Fabian Davis

Personal information
- Full name: Fabian Davis
- Date of birth: 30 June 1974 (age 50)
- Place of birth: Swallowfield, East Kingston, Jamaica
- Height: 5 ft 9 in (1.75 m)
- Position(s): wingback or midfielder

Senior career*
- Years: Team / Apps / (Gls)
- Real Mona
- 1996: Atlanta Ruckus
- Harbour View F.C.
- 1998: Seattle Sounders / 20 / (0)
- 1999–2004: Arnett Gardens
- 2004–2007: Tivoli Gardens
- 2007–2008: Portmore United
- 2008–2010: Arnett Gardens

International career
- 1995–2007: Jamaica / 88 / (6)

= Fabian Davis =

Jamaican footballer (born 1974)

Fabian Davis (born 30 June 1974) is a Jamaican former footballer who played as a defender or midfielder.

On 7 October 2008 to January 2010, he became interim player/coach of Arnett Gardens F.C., after Jerome Waite was sacked following a poor start to the season.

==Club career==
Nicknamed Fabulous, he has also played for Real Mona, Harbour View F.C. and Arnett Gardens F.C., Tivoli Gardens FC, and Portmore United F.C. all in Jamaica as well as for Seattle Sounders in the USL First Division. While with Arnett Gardens, he captained the side to league titles in 2001 and 2002 and also claimed the Most Valuable Player and the Player of the Season titles those years.

Davis had an unsuccessful trial with Scottish side Livingston in summer 2003.

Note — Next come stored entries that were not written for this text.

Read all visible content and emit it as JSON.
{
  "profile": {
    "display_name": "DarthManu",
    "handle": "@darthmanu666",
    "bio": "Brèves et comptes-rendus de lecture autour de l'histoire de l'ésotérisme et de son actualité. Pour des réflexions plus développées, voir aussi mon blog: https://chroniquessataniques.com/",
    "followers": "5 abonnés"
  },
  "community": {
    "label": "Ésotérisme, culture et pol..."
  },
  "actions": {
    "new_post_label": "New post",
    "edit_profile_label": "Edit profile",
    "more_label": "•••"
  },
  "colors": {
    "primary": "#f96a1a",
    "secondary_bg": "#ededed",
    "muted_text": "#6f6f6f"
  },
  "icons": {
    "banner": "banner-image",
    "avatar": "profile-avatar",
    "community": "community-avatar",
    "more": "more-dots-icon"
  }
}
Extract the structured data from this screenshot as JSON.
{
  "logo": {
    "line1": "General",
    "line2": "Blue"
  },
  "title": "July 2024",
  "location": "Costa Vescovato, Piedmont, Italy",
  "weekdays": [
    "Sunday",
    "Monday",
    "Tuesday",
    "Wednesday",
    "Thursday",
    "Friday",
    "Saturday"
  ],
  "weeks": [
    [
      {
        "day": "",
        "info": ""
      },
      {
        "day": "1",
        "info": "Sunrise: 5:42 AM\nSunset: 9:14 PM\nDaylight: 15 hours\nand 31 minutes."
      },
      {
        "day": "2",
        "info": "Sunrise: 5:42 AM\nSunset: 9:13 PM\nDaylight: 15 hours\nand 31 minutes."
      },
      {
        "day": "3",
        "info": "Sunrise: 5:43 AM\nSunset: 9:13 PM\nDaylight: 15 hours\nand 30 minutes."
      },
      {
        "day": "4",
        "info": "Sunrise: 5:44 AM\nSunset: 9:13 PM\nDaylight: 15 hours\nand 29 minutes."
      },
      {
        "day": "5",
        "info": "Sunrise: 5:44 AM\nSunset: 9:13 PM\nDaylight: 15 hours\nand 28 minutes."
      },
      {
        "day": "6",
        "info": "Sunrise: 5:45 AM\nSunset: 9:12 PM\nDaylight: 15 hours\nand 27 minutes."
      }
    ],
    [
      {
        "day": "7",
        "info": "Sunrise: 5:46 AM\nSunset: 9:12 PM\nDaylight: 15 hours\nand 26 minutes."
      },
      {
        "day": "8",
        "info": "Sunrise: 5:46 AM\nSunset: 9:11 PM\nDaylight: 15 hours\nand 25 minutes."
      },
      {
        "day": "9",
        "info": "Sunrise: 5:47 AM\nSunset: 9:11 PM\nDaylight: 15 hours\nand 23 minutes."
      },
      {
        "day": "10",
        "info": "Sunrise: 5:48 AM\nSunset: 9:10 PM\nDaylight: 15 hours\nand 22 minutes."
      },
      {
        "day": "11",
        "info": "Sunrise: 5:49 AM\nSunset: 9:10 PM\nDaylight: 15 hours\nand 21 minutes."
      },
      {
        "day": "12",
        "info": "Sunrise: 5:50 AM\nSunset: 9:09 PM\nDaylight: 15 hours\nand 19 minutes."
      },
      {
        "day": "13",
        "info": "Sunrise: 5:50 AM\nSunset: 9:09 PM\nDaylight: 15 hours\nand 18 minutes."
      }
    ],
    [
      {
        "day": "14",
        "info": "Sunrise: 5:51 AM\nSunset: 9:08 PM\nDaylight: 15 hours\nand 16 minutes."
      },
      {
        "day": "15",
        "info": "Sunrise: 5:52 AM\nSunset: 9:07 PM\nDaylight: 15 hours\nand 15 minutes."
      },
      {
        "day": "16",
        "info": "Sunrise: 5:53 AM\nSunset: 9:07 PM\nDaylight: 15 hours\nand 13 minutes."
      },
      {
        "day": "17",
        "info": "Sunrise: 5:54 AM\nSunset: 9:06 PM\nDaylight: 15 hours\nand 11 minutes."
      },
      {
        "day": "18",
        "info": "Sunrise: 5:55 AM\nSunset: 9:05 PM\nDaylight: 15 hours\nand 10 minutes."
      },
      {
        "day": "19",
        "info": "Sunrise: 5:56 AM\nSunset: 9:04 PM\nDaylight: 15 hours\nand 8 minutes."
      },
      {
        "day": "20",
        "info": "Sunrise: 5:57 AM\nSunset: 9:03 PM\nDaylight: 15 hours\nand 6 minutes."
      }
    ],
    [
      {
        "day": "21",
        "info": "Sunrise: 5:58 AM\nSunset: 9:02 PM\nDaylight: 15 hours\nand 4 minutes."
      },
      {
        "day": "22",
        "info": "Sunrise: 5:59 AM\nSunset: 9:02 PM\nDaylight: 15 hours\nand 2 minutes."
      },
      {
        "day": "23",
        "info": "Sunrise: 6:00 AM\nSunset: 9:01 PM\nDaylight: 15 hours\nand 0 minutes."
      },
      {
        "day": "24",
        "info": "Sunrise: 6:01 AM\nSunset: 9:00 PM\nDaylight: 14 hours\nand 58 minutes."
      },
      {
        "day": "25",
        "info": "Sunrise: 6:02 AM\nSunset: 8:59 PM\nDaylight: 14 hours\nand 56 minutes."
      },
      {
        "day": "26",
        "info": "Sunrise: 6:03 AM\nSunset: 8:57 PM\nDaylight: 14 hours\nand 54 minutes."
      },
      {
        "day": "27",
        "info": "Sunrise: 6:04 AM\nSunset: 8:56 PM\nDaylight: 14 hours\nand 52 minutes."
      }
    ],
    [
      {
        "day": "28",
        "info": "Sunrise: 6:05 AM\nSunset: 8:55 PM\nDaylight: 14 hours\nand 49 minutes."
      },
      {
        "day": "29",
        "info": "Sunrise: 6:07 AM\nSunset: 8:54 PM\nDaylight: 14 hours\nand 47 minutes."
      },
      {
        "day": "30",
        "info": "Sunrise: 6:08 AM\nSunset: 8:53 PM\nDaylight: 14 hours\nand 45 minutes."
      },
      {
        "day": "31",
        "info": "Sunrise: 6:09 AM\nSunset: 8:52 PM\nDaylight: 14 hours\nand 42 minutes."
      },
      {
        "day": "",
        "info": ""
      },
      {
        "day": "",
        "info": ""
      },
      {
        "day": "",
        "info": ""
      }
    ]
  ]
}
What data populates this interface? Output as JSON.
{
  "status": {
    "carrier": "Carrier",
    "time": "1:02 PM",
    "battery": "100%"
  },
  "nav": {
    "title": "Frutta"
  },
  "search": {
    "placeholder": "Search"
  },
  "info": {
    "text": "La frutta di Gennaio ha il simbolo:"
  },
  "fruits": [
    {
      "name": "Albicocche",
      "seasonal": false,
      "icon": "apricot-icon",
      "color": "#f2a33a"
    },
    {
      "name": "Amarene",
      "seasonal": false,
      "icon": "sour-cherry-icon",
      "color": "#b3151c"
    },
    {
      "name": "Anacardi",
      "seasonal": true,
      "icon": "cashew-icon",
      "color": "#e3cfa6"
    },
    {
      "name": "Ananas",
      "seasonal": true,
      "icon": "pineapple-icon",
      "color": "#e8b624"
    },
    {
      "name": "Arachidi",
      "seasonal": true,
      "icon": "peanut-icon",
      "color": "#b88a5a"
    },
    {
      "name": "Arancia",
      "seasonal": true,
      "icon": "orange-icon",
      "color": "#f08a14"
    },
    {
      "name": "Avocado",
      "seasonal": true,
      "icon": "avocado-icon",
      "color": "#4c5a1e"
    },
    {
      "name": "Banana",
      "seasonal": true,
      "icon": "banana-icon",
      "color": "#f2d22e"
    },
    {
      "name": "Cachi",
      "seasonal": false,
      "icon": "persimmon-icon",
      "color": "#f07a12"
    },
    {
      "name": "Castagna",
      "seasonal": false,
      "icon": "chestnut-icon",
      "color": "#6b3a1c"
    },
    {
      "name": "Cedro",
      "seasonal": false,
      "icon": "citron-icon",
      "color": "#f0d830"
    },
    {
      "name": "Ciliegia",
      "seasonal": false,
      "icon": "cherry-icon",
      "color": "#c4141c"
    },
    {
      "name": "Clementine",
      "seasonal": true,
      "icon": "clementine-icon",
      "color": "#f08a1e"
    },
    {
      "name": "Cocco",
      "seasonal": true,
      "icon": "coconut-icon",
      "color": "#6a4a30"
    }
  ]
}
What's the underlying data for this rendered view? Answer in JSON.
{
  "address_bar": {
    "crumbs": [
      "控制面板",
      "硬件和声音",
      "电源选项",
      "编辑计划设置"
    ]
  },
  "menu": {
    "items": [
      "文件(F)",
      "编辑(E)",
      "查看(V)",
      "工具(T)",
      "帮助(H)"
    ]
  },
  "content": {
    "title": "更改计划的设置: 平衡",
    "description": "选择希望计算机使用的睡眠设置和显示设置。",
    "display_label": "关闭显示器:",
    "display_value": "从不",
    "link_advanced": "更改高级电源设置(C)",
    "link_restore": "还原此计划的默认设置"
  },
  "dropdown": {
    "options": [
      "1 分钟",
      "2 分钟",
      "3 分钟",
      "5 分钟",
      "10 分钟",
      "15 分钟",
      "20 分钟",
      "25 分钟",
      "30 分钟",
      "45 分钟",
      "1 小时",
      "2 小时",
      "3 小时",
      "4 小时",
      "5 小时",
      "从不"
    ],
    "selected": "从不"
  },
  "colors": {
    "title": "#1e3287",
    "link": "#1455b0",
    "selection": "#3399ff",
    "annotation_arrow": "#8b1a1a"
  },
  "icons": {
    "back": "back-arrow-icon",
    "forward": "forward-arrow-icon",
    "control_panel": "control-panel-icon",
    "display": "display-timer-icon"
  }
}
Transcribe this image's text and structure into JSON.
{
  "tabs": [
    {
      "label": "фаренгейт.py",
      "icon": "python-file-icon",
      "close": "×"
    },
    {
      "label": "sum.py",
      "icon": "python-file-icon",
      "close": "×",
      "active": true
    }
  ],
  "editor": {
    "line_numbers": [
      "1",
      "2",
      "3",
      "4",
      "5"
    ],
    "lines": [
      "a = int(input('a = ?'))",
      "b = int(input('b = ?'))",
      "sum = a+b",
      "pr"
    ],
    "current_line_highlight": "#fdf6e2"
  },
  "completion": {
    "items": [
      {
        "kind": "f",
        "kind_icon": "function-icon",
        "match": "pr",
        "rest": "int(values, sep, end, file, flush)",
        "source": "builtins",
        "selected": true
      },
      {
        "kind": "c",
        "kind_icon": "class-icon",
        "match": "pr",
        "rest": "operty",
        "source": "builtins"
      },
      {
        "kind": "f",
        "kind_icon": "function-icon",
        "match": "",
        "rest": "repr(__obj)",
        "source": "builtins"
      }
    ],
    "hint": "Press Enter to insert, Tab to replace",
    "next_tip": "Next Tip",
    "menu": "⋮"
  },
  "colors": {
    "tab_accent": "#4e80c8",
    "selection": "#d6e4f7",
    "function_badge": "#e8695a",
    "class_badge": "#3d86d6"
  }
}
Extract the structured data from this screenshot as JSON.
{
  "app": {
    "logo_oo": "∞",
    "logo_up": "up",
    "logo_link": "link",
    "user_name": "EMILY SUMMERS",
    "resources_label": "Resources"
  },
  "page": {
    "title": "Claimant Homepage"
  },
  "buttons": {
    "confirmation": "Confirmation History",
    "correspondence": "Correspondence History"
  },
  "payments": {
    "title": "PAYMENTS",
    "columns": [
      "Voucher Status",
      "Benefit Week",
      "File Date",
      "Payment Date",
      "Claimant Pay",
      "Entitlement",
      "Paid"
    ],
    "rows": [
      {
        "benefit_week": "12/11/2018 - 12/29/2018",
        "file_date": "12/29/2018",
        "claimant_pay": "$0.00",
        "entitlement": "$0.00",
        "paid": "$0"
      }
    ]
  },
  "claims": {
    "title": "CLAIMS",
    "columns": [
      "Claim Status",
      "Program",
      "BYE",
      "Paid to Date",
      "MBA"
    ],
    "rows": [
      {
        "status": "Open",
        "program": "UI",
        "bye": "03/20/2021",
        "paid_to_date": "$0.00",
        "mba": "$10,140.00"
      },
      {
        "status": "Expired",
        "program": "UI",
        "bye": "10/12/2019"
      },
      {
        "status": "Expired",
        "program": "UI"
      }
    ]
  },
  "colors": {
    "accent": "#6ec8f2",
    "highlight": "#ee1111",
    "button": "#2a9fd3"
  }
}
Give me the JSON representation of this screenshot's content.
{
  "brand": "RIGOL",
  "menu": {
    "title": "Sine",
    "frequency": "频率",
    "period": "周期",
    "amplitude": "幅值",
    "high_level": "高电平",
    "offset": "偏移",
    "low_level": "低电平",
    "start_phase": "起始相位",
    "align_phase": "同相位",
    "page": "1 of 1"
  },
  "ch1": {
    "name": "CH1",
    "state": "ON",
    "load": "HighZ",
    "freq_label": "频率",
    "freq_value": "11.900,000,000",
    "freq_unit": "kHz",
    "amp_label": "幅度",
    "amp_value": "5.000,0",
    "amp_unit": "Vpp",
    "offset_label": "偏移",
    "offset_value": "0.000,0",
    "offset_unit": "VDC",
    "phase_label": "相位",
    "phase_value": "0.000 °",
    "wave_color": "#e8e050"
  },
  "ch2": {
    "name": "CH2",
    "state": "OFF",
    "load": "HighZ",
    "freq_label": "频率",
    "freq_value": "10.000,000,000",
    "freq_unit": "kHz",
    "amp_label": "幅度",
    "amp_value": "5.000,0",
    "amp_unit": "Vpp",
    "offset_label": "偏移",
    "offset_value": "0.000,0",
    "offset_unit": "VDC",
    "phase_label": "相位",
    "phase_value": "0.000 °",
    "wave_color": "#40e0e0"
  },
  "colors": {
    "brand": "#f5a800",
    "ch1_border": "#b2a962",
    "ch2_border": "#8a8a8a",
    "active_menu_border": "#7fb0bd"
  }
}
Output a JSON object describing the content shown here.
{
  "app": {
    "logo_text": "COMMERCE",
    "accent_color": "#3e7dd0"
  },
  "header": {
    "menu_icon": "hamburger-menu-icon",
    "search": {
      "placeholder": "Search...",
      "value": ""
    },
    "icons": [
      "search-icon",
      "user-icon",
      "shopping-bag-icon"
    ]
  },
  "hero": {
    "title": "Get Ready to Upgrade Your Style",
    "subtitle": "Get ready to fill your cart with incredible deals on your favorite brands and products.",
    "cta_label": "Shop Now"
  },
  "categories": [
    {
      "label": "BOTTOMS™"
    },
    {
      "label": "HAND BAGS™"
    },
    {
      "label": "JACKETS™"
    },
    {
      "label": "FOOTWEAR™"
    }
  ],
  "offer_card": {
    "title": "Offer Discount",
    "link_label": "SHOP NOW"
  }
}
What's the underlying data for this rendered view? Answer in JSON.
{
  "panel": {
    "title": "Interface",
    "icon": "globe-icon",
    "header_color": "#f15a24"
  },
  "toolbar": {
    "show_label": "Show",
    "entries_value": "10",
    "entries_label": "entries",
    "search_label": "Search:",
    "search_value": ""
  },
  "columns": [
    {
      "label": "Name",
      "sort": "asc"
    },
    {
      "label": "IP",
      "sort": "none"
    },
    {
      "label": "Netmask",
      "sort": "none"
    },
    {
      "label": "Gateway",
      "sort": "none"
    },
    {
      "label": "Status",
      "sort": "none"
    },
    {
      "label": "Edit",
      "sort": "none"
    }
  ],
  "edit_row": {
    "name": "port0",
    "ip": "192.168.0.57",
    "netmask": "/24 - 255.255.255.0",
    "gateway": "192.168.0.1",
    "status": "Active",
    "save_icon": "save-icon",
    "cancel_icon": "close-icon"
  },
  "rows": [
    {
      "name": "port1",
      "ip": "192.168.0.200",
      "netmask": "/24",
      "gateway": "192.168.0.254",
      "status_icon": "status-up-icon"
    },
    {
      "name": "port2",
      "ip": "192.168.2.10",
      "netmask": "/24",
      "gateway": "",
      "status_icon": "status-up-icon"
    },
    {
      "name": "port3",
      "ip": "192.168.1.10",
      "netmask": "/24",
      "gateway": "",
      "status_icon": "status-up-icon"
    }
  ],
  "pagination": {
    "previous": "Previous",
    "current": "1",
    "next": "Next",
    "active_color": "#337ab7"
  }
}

He went on to join Tivoli Gardens F.C. in the January 2004 transfer window and was instrumental in Tivoli Gardens winning the Premier League title in 2004. Fabian Davis has the distinction of being the only player to cop the Most Valuable Player and Player of the season award for two separate winning premier league teams, as he picked up these awards for Tivoli Gardens F.C. in the 2003–4 season, along with the Player Personality Award. He rejoined Arnett from Portmore United in the January 2008 transfer window, and went on to serve as player coach for 1 1/2 seasons from October 2008 to January 2010.

==International career==
A veteran of the national team, he made his debut for the Reggae Boyz in 1995 against Canada and has collected over 70 caps since, although he missed out on the 1998 FIFA World Cup squad. He usually plays wingback for the Reggae Boyz, including the 2007 Lunar Cup when Jamaica won the title.
In November 2010, Fabian captained the Jamaica national beach soccer team that failed to advance to the semi-finals of the CONCACAF championships, following narrow losses to defending champs, El Salvador, and tournament hosts Mexico.

==The early years==
Fabian Davis attended Kingston College and was Captain of both the Manning Cup and Colts U-16 Teams. He was also Captain of Jamaica's U-20 and U-23 football teams. Davis was also Jamaica national U-16 basketball team representative, and a member of the title winning Kingston College basketball team.

==Coaching career==
Fabian Davis attained the JFF Advanced Level 1 and 11 coaching certifications , as well as the United States Soccer Federation, U.S. Youth Soccer Coaching Course, National D License from Georgia State Soccer Association in July 2009. He had a successful 2008 stint as player/coach of Arnett Gardens F.C. where he took the team from 11th place in October 2008 to a 5th-place finish to end the season in 2009. A string of poor results in 2010 saw him resign as coach of the struggling Arnett Gardens outfit.

==Endorsements==

Davis had endorsement deals with major Jamaica brands, such as Wisynco's Bigga Soft Drink Brand in 2002 , Digicel in 2004 and with Western Sports through their Adidas brand. He has also shot campaigns for Victoria Mutual Building Society for 2011. Davis has done football analysis working with Jamaica's TVJ for the 2006 and 2010 World Cup highlights shows and on caribbean media giant, SportsMax.